In the 15 years prior to his death he work and wrote hard and extensively, and left both in Portuguese and English final digitized manuscripts which unfortunately he was unable to see published. In one of them, Violence Origin(1993) he proposed new approach and discussed many issues particularly those of Fromm, Toynbee, and Young related to the matter. Violence Origin was sent to several institutions including to the United Nations Organization in New York but he never got any answer from UNO.

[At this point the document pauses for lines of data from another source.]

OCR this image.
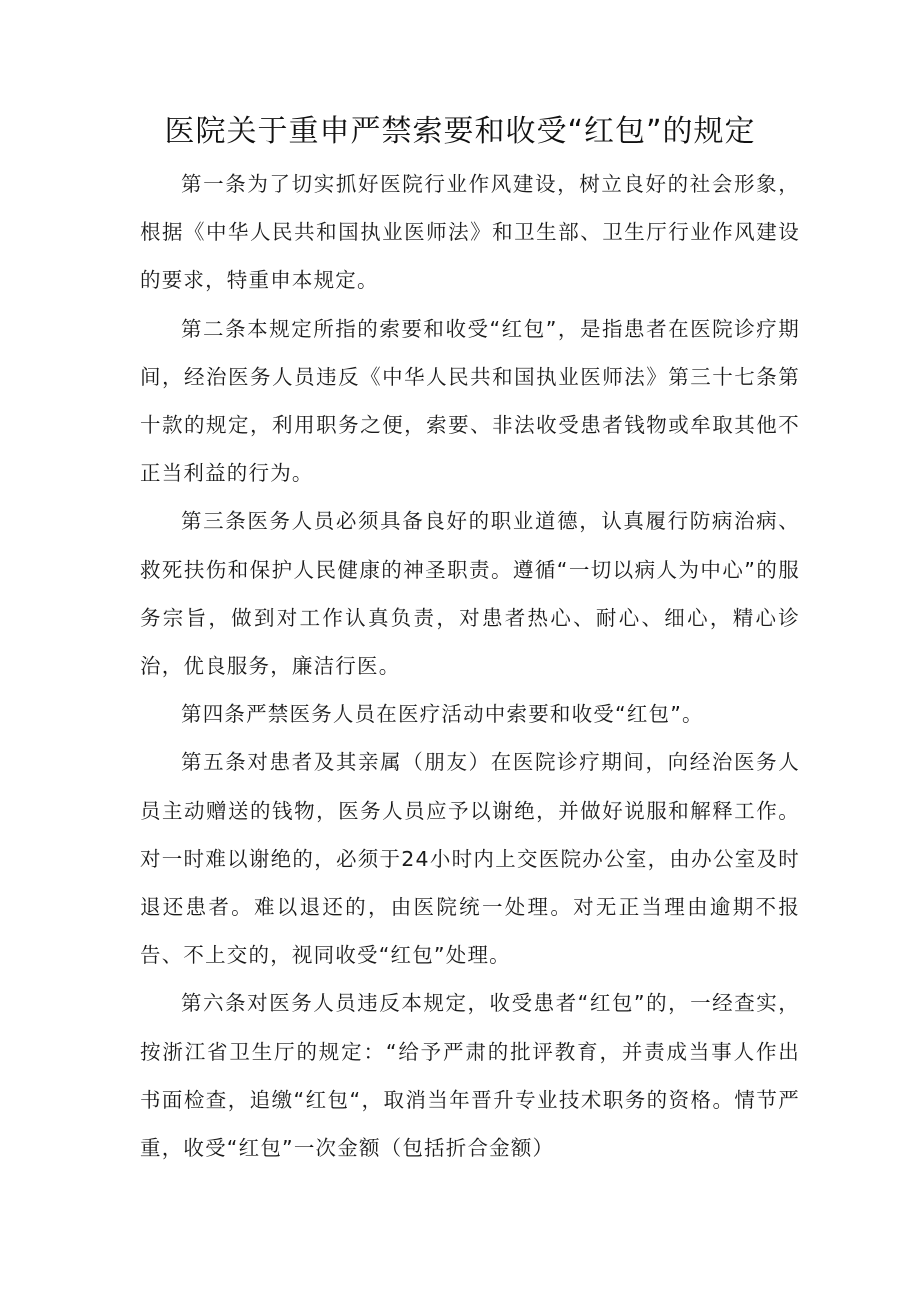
医院关于重申严禁索要和收受“红包”的规定

第一条为了切实抓好医院行业作风建设，树立良好的社会形象，根据《中华人民共和国执业医师法》和卫生部、卫生厅行业作风建设的要求，特重申本规定。

第二条本规定所指的索要和收受“红包”，是指患者在医院诊疗期间，经治医务人员违反《中华人民共和国执业医师法》第三十七条第十款的规定，利用职务之便，索要、非法收受患者钱物或牟取其他不正当利益的行为。

第三条医务人员必须具备良好的职业道德，认真履行防病治病、救死扶伤和保护人民健康的神圣职责。遵循“一切以病人为中心”的服务宗旨，做到对工作认真负责，对患者热心、耐心、细心，精心诊治，优良服务，廉洁行医。

第四条严禁医务人员在医疗活动中索要和收受“红包”。

第五条对患者及其亲属（朋友）在医院诊疗期间，向经治医务人员主动赠送的钱物，医务人员应予以谢绝，并做好说服和解释工作。对一时难以谢绝的，必须于24小时内上交医院办公室，由办公室及时退还患者。难以退还的，由医院统一处理。对无正当理由逾期不报告、不上交的，视同收受“红包”处理。

第六条对医务人员违反本规定，收受患者“红包”的，一经查实，按浙江省卫生厅的规定：“给予严肃的批评教育，并责成当事人作出书面检查，追缴“红包“，取消当年晋升专业技术职务的资格。情节严重，收受“红包”一次金额（包括折合金额）
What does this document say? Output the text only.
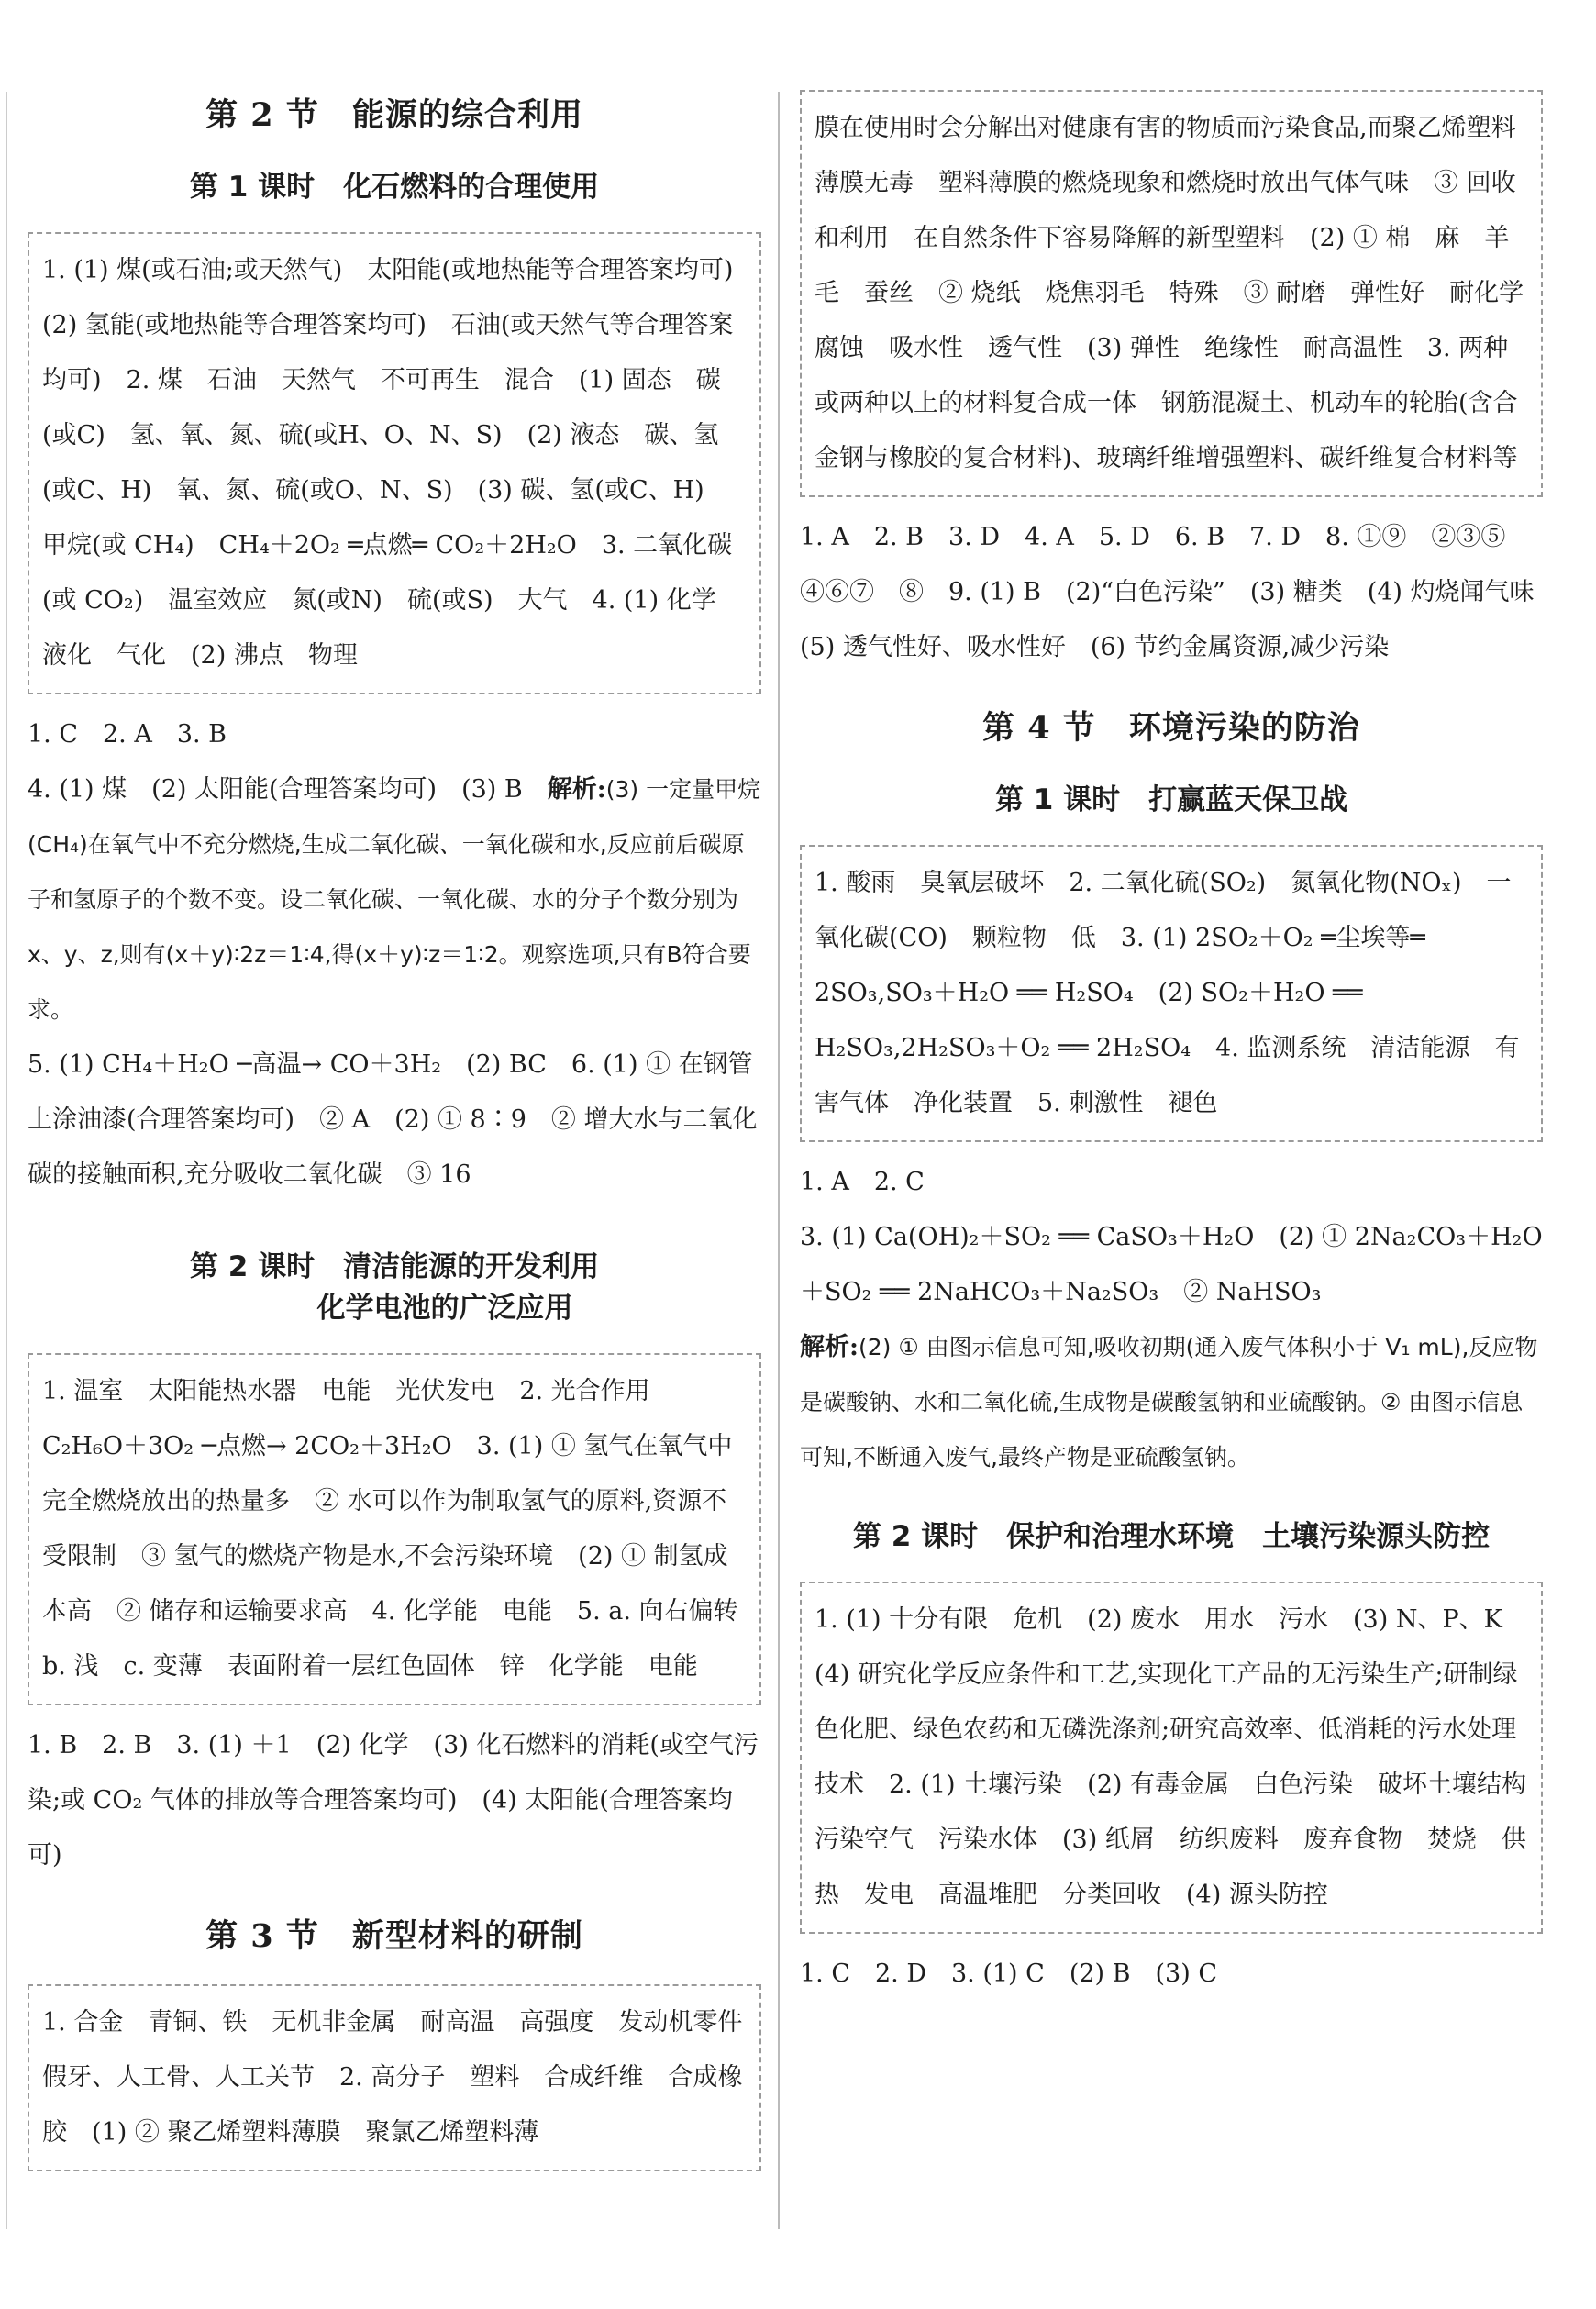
第 2 节　能源的综合利用
第 1 课时　化石燃料的合理使用

1. (1) 煤(或石油;或天然气)　太阳能(或地热能等合理答案均可)　(2) 氢能(或地热能等合理答案均可)　石油(或天然气等合理答案均可)　2. 煤　石油　天然气　不可再生　混合　(1) 固态　碳(或C)　氢、氧、氮、硫(或H、O、N、S)　(2) 液态　碳、氢(或C、H)　氧、氮、硫(或O、N、S)　(3) 碳、氢(或C、H)　甲烷(或 CH₄)　CH₄＋2O₂ ═点燃═ CO₂＋2H₂O　3. 二氧化碳(或 CO₂)　温室效应　氮(或N)　硫(或S)　大气　4. (1) 化学　液化　气化　(2) 沸点　物理

1. C　2. A　3. B

4. (1) 煤　(2) 太阳能(合理答案均可)　(3) B　解析:(3) 一定量甲烷(CH₄)在氧气中不充分燃烧,生成二氧化碳、一氧化碳和水,反应前后碳原子和氢原子的个数不变。设二氧化碳、一氧化碳、水的分子个数分别为 x、y、z,则有(x＋y)∶2z＝1∶4,得(x＋y)∶z＝1∶2。观察选项,只有B符合要求。

5. (1) CH₄＋H₂O ─高温→ CO＋3H₂　(2) BC　6. (1) ① 在钢管上涂油漆(合理答案均可)　② A　(2) ① 8∶9　② 增大水与二氧化碳的接触面积,充分吸收二氧化碳　③ 16

第 2 课时　清洁能源的开发利用
化学电池的广泛应用

1. 温室　太阳能热水器　电能　光伏发电　2. 光合作用　C₂H₆O＋3O₂ ─点燃→ 2CO₂＋3H₂O　3. (1) ① 氢气在氧气中完全燃烧放出的热量多　② 水可以作为制取氢气的原料,资源不受限制　③ 氢气的燃烧产物是水,不会污染环境　(2) ① 制氢成本高　② 储存和运输要求高　4. 化学能　电能　5. a. 向右偏转　b. 浅　c. 变薄　表面附着一层红色固体　锌　化学能　电能

1. B　2. B　3. (1) ＋1　(2) 化学　(3) 化石燃料的消耗(或空气污染;或 CO₂ 气体的排放等合理答案均可)　(4) 太阳能(合理答案均可)

第 3 节　新型材料的研制

1. 合金　青铜、铁　无机非金属　耐高温　高强度　发动机零件　假牙、人工骨、人工关节　2. 高分子　塑料　合成纤维　合成橡胶　(1) ② 聚乙烯塑料薄膜　聚氯乙烯塑料薄

膜在使用时会分解出对健康有害的物质而污染食品,而聚乙烯塑料薄膜无毒　塑料薄膜的燃烧现象和燃烧时放出气体气味　③ 回收和利用　在自然条件下容易降解的新型塑料　(2) ① 棉　麻　羊毛　蚕丝　② 烧纸　烧焦羽毛　特殊　③ 耐磨　弹性好　耐化学腐蚀　吸水性　透气性　(3) 弹性　绝缘性　耐高温性　3. 两种或两种以上的材料复合成一体　钢筋混凝土、机动车的轮胎(含合金钢与橡胶的复合材料)、玻璃纤维增强塑料、碳纤维复合材料等

1. A　2. B　3. D　4. A　5. D　6. B　7. D　8. ①⑨　②③⑤　④⑥⑦　⑧　9. (1) B　(2)“白色污染”　(3) 糖类　(4) 灼烧闻气味　(5) 透气性好、吸水性好　(6) 节约金属资源,减少污染

第 4 节　环境污染的防治
第 1 课时　打赢蓝天保卫战

1. 酸雨　臭氧层破坏　2. 二氧化硫(SO₂)　氮氧化物(NOₓ)　一氧化碳(CO)　颗粒物　低　3. (1) 2SO₂＋O₂ ═尘埃等═ 2SO₃,SO₃＋H₂O ══ H₂SO₄　(2) SO₂＋H₂O ══ H₂SO₃,2H₂SO₃＋O₂ ══ 2H₂SO₄　4. 监测系统　清洁能源　有害气体　净化装置　5. 刺激性　褪色

1. A　2. C

3. (1) Ca(OH)₂＋SO₂ ══ CaSO₃＋H₂O　(2) ① 2Na₂CO₃＋H₂O＋SO₂ ══ 2NaHCO₃＋Na₂SO₃　② NaHSO₃

解析:(2) ① 由图示信息可知,吸收初期(通入废气体积小于 V₁ mL),反应物是碳酸钠、水和二氧化硫,生成物是碳酸氢钠和亚硫酸钠。② 由图示信息可知,不断通入废气,最终产物是亚硫酸氢钠。

第 2 课时　保护和治理水环境　土壤污染源头防控

1. (1) 十分有限　危机　(2) 废水　用水　污水　(3) N、P、K　(4) 研究化学反应条件和工艺,实现化工产品的无污染生产;研制绿色化肥、绿色农药和无磷洗涤剂;研究高效率、低消耗的污水处理技术　2. (1) 土壤污染　(2) 有毒金属　白色污染　破坏土壤结构　污染空气　污染水体　(3) 纸屑　纺织废料　废弃食物　焚烧　供热　发电　高温堆肥　分类回收　(4) 源头防控

1. C　2. D　3. (1) C　(2) B　(3) C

Another tract of Santiago personality was that by influence of his wife Ariadne, who was an artist painter, he acquired a deep interest in the arts. This was also enhanced, because he for a time hosted in his home the famous painter Alberto da Veiga Guignard, who had a feeble healthy condition. Santiago became his voluntary private doctor. Guignard owes his life—and much of his present success to the dedicated Santiago Americano Freire, who nursed him back to health from a nearly fatal case of the diabetes failure. He also arranged that Guinard got a state pension of $100 a month; further Santiago provided most of his exhibitions. In one year alone Guignard sold more than 100 of his paintings.
As a result, Santiago became a painter himself. He was also a close friends of Brazilian artists such as Inimá de Paula. Thus Santiago left many pictures of his authorship some of which after his death went into auction.[3]
In addition, he wrote a master piece “Harmonia cósmica na pintura de Leonardo (da Vinci), (Cosmic Harmony in the paintings of Leonardo), a well illustrated book also published, in 1965, by UFGM Printing House. This work was sent to most relevant libraries in Brazil and abroad. In this work, he maintains that Leonardo, before painting his pictures, used to draw a series of geometrical figures in order to get a harmonic balance between his work and the numbers that can be found in the geometry of the known universe of his epoch, that is the solar system.
Santiago found Leonardo’s pentagon structure whose circles on which the pentagon is supported obey a geometric progression which correspond to the orbits of planets of the solar system. Santiago deduced the mathematical expression of that and the stereo perspective which he called the “Mathematics Philosophy in Leonardo’s work”. Thus “Santiago’s Leonardo” contributed with many other published works by many authors of different countries, to unveil the mysteries which involve the life of this great genius of the Renaissance period. Besides Santiago’s discoveries allowed him to transfer to his own canvas this cosmic harmony.
Santiago also had a profound interest in Physics and Cosmology. He wrote in 1970 The quantic field structure theory, published, in 1970 by UFGM Printing House, where he deals with these complex matters.